Did you know that research demonstrates how a university education can increase your earnings throughout your lifetime?
A college degree can be worth the investment! It can enrich your life personally while giving you access to more career opportunities with better compensation. Along with scholarships and grants, educational loans are tools to help you invest in YOUR development and YOUR future.
Two Types of Educational Loans:
1. Direct Loan Program
The U.S. Department of Education offers the William D. Ford Direct Loan Program. This Program ensures that students and parents have sound options for borrowing by offering students access to higher education through several types of federal loans: Direct Subsidized Loans, Unsubsidized Loans, and the Direct PLUS Loan. Each option gives students and parents low-interest rates, simple applications and in-school deferment.

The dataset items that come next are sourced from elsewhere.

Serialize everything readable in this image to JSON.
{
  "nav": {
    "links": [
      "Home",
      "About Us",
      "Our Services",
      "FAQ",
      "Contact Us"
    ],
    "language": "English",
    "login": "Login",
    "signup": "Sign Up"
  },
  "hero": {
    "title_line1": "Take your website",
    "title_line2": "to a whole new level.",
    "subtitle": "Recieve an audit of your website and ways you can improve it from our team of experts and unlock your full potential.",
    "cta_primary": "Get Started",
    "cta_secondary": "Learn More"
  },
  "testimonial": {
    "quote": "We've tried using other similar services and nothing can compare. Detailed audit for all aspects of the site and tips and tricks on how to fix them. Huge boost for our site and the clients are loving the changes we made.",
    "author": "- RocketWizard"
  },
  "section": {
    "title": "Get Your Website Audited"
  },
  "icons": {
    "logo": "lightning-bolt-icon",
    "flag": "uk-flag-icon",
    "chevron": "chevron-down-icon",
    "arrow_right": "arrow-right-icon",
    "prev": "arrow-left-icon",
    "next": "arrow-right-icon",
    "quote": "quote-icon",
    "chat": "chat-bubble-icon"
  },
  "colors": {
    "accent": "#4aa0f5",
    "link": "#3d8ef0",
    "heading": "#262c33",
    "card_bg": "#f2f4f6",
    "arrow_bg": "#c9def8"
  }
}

- Direct Subsidized and Unsubsidized Loans are fixed-rate federal student loans for undergraduate and graduate students attending college at least half-time. These loans are the most common and one of the lowest-cost ways to pay for school. Click here to learn more.
- The Direct PLUS Loan assists parents of dependent undergraduate students and the graduate/professional student with good to excellent credit finance the cost of attendance. Direct PLUS Loan funds can be used for tuition, supplies, housing and more. Click here to learn more.
2. Private Loan Options
Private Loan Options help students fill the gap between limited Federal Aid and the cost of education. These loans are through private lenders and require the student and co-signer to have good or excellent credit. Some lenders may require interest-only payments during school. Interest rates are usually variable, but some lenders offer fixed-rate loans. Borrower benefits or incentives vary by lender. Students are encouraged to research Private Loan Options carefully and utilize this aid only after all Federal aid is exhausted.
After reviewing the loan options available to you, you will need to indicate your decision to accept or reject each loan offer. You may choose to accept the entire loan or only a partial amount. (See Financial Aid Checklist for steps to accept or decline aid.) Next you'll complete the applicable paperwork, apply for any credit-based aid and complete your student financial aid file.